When Eamon looked at the next hand he realized that he had a good chance of making a misere: he had the deuce of all four suits; he had the three of hearts, the three of clubs, the four of diamonds and the nine of spades to cover him on the second round. The nine of spades was dangerous but the rest were safe. He thought of the rules again: he would play to lose at each trick, throwing away whatever honour cards he could. They would try to make him win a trick but as he looked at his hand he realized that he could probably defend himself.

“I'll go solo,” Phil said.

“Six spades,” Mrs. Keating said quietly without looking up from her hand.

“Misere,” Eamon said.

“The Redmonds were always great at cards,” Mrs. Keating said. “I remember your Uncle Stephen when he was your age.”

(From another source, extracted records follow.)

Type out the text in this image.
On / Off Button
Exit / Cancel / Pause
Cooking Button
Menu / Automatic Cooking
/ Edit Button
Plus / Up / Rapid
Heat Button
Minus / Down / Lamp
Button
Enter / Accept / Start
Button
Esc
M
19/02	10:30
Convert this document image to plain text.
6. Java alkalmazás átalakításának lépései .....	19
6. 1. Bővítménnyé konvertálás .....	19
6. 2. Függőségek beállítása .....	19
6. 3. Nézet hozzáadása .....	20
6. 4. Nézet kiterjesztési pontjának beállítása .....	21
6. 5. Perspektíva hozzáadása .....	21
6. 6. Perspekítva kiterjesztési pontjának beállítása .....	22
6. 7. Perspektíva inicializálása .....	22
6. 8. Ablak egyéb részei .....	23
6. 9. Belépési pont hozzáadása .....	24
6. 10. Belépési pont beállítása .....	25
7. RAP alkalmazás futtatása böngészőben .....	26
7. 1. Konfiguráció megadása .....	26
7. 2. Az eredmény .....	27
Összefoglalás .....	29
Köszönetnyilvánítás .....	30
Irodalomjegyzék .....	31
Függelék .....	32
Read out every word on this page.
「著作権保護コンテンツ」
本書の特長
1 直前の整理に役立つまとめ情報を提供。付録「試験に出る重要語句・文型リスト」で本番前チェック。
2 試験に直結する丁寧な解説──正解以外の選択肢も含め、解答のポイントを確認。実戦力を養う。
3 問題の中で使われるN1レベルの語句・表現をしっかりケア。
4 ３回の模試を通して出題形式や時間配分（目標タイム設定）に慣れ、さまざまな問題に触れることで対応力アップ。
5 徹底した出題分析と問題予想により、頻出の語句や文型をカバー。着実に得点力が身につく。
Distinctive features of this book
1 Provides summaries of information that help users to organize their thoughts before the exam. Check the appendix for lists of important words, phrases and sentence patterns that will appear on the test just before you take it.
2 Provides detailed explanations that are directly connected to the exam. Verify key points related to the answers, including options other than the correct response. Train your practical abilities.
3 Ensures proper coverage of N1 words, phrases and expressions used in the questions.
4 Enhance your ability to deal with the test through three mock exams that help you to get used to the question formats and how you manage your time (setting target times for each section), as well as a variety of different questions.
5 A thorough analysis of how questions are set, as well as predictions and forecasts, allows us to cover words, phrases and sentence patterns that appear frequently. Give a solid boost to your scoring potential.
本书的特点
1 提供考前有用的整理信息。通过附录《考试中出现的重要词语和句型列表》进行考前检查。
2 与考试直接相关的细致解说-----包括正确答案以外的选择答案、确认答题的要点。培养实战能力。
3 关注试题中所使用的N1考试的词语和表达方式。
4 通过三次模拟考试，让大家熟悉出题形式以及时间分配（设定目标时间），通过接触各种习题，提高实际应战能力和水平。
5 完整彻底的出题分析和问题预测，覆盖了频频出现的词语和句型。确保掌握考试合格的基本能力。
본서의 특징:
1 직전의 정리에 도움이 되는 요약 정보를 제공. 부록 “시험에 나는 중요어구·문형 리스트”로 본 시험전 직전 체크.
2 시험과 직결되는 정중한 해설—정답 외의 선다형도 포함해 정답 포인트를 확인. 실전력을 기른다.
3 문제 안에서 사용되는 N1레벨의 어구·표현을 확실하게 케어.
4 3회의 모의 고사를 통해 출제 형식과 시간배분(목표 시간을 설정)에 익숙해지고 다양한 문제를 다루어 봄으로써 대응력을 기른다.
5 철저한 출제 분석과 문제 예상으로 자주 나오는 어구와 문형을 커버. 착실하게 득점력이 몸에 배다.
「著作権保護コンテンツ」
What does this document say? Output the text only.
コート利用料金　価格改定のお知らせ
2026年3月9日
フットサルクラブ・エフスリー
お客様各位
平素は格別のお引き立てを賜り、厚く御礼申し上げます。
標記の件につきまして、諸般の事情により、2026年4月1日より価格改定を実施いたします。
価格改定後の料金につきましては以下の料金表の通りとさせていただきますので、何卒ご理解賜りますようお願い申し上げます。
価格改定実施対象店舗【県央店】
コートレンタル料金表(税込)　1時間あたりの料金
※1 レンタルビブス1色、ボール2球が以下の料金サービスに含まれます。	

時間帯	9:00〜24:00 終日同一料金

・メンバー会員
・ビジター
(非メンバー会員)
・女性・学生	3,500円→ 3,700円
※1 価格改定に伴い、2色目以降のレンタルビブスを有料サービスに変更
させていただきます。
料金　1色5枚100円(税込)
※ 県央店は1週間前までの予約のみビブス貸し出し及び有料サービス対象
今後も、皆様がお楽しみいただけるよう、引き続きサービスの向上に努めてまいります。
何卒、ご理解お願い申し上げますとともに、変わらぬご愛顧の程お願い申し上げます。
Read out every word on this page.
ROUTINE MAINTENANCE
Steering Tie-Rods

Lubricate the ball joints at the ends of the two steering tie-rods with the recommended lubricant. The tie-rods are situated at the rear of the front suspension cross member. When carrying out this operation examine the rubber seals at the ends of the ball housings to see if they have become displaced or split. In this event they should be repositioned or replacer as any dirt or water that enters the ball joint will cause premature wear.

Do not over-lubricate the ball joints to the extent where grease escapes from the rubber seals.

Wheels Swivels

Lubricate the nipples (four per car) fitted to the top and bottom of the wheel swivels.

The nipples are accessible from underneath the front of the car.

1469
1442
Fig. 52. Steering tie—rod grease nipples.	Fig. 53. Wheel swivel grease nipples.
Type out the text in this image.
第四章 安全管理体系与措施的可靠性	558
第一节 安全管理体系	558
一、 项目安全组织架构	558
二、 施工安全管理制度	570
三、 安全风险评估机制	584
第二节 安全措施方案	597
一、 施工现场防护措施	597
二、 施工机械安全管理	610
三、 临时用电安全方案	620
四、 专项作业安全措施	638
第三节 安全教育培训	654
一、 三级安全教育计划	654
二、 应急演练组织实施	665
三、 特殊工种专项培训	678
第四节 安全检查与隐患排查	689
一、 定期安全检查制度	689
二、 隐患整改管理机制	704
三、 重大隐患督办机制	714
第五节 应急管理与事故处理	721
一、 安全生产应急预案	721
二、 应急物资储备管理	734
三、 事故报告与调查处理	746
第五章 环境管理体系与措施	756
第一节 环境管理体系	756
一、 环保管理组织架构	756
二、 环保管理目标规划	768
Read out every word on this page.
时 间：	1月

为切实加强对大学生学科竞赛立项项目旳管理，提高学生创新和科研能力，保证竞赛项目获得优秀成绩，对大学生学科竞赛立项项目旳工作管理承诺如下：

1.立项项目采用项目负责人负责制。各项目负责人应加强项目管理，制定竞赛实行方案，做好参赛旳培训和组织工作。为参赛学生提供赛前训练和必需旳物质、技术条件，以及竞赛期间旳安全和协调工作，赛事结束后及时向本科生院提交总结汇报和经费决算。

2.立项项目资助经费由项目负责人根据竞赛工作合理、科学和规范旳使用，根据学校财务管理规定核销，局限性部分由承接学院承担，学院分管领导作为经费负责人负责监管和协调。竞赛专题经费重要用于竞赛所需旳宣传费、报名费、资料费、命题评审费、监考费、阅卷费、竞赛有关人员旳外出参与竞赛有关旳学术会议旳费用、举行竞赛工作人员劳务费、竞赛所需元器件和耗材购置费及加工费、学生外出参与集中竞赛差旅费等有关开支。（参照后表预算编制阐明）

“What's the trump?” Phil Cullen asked him.

“There's no trump in misere,” he said.

“Will you leave the child alone?” Mrs. Cullen said.

He had to lead, and he led with the two of hearts and sat back to watch the play.

“He knows how to play all right,” Mrs. Keating said.

When Mrs. Cullen played another heart he dropped his three, he was still safe. The next lead was a spade; he played his two, Phil Cullen won with the eight, and led another round of spades with the six, Mrs. Cullen played the five, Eamon had no choice but to play his nine. Mrs. Keating waited for a moment as though she could not decide what to play and then gently placed the seven on the table, finishing the contract. Eamon could feel his ears begin to redden. In winning the trick he had lost the game.

“You didn't have enough protection in spades,” Phil Cullen said. “You'd need something lower than the nine.”